Several other biopsy techniques for SELs have recently been proposed that may offer better access to the underlying tumor and potentially superior tissue acquisition. These new methods include suck-ligate-unroof-biopsy (SLUB) 11, block biopsy via submucosal endoscopy with a mucosal flap method (SEMF) 12 13, mucosal cutting biopsy 14, and endoscopic partial resection with the unroofing technique (EPR-UT) 15. SLUB is a cap-based technique that involves suctioning the tissue into a cap and subsequently tightening a detachable loop to ligate the lesion. After ligation, EUS is applied to confirm loop placement below the SEL and the overlying mucosa is then unroofed using a needle knife. In contrast, SEMF utilizes ESD techniques to directly visualize the lesion through a dissected submucosal tunnel. The mucosal cutting biopsy technique consists of injecting saline and indigo carmine dye between the surface of the lesion and the mucularis mucosa and a mucosal opening is made using a needle knife. This is repeated until the lesion is reached. EPR-UT is a method to unroof the overlying mucosa with endoscopic partial resection in several fragments in order to expose the tumor. Then the specimen is obtained by directly grasping the tumor using a snare. All of these novel methods were reported in non-comparative studies with small sample sizes. However, each method obtained specimens that were sufficient for a definitive diagnosis with a high degree of rigor, achieving diagnostic yields of 100 % for SLUB, 100 % for SEMF, 100 % for mucosal cutting biopsies; and 94 % for EPR-UT. While these techniques seem to be very promising, most are technically challenging and involve deeper penetration into the tumor using advanced endoscopic and microsurgical techniques. Thus, it would seem that they are likely more time consuming and technically challenging than SINK, although this hypothesis requires formal evaluation by prospective comparative studies.

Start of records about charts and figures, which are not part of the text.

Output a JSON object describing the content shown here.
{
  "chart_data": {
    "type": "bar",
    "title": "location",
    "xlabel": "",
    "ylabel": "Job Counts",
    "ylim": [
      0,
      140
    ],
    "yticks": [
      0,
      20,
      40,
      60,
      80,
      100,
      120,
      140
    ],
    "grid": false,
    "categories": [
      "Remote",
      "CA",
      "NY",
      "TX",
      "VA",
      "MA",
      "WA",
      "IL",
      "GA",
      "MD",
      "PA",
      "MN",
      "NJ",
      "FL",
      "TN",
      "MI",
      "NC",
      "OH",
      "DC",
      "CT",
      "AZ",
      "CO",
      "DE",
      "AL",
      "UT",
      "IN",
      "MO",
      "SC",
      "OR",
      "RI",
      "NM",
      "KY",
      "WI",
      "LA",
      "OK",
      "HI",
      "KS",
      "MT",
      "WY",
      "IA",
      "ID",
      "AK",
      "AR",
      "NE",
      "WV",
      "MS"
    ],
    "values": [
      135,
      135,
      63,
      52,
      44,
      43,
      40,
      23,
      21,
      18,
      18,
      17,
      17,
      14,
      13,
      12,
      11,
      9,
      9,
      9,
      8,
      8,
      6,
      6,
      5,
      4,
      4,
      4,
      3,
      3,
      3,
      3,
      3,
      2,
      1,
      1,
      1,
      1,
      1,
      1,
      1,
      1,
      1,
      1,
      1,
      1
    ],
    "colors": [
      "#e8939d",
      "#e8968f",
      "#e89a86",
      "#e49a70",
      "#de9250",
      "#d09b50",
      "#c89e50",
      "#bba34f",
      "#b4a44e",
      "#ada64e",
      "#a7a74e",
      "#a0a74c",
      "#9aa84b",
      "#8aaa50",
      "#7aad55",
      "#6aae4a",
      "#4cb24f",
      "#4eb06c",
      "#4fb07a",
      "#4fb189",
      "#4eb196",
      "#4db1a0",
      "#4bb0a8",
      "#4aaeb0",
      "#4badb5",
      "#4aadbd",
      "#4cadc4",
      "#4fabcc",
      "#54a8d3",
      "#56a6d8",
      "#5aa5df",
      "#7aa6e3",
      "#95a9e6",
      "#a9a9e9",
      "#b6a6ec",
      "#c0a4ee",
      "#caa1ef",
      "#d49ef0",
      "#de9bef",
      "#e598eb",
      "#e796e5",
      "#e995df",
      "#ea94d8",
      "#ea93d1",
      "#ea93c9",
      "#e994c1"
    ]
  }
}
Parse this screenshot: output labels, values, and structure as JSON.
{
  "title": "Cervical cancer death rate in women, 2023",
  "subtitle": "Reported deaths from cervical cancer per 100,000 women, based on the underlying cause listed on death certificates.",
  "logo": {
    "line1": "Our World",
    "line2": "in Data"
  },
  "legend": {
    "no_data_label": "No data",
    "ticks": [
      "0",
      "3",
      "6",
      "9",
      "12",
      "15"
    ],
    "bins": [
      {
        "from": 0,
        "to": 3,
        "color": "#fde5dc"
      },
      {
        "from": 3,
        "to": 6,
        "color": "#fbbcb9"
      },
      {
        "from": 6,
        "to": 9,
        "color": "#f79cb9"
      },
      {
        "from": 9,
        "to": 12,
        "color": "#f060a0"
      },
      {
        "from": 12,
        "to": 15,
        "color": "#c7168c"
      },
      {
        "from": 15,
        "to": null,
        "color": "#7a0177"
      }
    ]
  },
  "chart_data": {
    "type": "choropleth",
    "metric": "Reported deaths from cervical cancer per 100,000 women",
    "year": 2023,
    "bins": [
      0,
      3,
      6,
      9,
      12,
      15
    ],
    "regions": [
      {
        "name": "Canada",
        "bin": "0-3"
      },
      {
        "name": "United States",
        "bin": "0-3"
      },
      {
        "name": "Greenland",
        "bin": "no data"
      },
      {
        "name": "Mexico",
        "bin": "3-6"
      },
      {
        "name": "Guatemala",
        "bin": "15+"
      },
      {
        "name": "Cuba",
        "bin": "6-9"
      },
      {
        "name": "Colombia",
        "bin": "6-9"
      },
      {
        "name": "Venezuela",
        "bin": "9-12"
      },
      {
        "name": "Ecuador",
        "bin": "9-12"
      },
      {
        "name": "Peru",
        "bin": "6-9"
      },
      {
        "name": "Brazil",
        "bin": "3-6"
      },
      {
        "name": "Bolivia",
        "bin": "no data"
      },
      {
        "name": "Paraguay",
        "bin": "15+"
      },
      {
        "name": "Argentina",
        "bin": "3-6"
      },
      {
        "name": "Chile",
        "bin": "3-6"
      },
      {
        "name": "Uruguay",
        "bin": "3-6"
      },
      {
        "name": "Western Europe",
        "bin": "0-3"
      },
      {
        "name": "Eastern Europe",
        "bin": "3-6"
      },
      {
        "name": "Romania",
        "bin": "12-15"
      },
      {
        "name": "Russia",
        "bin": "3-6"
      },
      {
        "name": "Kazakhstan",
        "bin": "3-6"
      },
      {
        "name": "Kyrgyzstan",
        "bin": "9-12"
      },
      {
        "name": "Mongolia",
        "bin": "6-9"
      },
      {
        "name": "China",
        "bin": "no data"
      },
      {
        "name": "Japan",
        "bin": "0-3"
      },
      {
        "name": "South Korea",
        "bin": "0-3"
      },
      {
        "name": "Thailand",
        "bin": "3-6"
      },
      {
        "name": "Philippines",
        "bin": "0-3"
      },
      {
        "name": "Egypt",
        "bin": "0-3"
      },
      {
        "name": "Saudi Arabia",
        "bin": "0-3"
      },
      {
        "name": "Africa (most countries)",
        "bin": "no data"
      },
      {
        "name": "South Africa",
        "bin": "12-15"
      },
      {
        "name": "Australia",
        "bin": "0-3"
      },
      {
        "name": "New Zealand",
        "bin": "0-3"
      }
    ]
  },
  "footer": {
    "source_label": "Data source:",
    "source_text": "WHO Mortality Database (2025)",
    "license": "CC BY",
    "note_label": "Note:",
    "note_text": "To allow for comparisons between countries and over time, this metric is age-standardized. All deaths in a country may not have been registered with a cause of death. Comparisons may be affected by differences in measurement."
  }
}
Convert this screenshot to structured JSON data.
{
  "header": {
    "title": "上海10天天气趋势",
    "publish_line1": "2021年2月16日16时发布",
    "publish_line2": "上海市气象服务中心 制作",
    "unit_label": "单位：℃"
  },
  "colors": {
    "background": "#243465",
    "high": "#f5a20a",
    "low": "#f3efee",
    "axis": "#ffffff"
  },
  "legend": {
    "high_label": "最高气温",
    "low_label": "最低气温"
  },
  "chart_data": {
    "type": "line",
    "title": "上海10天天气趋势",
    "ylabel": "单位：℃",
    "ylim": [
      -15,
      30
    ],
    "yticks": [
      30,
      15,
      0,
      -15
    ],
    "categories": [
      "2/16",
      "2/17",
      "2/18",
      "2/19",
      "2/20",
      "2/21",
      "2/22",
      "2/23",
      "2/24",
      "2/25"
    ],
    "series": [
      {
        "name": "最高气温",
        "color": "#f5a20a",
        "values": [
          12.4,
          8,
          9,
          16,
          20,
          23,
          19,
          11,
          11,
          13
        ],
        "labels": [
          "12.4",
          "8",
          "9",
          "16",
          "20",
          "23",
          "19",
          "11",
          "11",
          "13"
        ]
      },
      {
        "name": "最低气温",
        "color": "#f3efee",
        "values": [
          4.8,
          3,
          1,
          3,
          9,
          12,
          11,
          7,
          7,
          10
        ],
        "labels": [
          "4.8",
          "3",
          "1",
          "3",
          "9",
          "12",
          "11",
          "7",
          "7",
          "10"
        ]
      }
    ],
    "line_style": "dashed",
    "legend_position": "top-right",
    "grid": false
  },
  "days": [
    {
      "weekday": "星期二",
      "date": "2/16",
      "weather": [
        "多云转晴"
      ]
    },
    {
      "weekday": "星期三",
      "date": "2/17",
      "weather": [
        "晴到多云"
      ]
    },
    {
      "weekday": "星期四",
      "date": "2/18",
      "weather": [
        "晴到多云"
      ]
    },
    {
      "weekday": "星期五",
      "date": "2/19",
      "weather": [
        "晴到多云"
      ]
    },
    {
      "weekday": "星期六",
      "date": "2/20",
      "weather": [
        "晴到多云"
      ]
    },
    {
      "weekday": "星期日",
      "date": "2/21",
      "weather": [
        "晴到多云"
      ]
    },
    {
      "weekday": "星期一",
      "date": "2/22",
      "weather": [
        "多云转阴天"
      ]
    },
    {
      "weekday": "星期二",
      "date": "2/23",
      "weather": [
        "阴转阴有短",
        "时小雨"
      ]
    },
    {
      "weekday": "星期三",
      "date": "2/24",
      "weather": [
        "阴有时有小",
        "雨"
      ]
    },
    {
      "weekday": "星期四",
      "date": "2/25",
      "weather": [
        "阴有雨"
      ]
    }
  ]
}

A major strength of this study is that it involves a relatively large number of cases compared to the previously mentioned studies that described the other, new diagnostic techniques for SELs. Furthermore, our clinical experience using the SINK biopsy method illustrates a number of attractive attributes. First, we achieved a high diagnostic yield for a definite pathologic diagnosis using the SINK biopsy method. While our study design prevents us from making comparisons to other biopsy techniques, the overall results are nonetheless very encouraging and support the conclusion that SINK is an effective biopsy strategy. In addition, it is a technically simple method that does not require additional submucosal tunneling or other ESD-derived maneuvers that likely increase the complexity of the procedure. SINK does not require any dedicated endoscopic or microsurgical equipment other than a standard needle knife and the tissue is acquired using conventional biopsy forceps. Furthermore, we speculate that SINK may outperform EUS-FNA/FNB for lesions at the gastric fundus and duodenum where the success rates of diagnostic sampling with FNA are reduced, particularly since SINK can be easily performed regardless of the anatomic location of the lesion. Last, SINK appears to be a very safe procedure with no major complications such as perforation or significant bleeding encountered in our experience. However, there are some obvious limitations to this study. First, no comparison was made to EUS-FNA or FNB, which is the current biopsy standard. This reflects the retrospective nature of our study design, limiting our conclusions to hypothesis generation only. Second, we were unable to assess the agreement between the histopathologic findings and immunostaining derived from SINK biopsy specimens with subsequent surgically resected specimens for variables such as mitotic index. Finally, SINK biopsy may be poorly suited for diagnosis of exophytic lesions that may be more appropriately sampled by EUS-FNA or by newer methods such as SLUB or SEMF.

Conclusion

In summary, SINK biopsy is a promising method for obtaining a tissue diagnosis for SELs. The strength of SINK is its ease and technical simplicity, and it has potential to be an alternative first-line tissue acquisition strategy rather than EUS-FNA/FNB. Whether it is truly superior to other methods in terms of both efficacy and safety will need to be determined by randomized, controlled trials.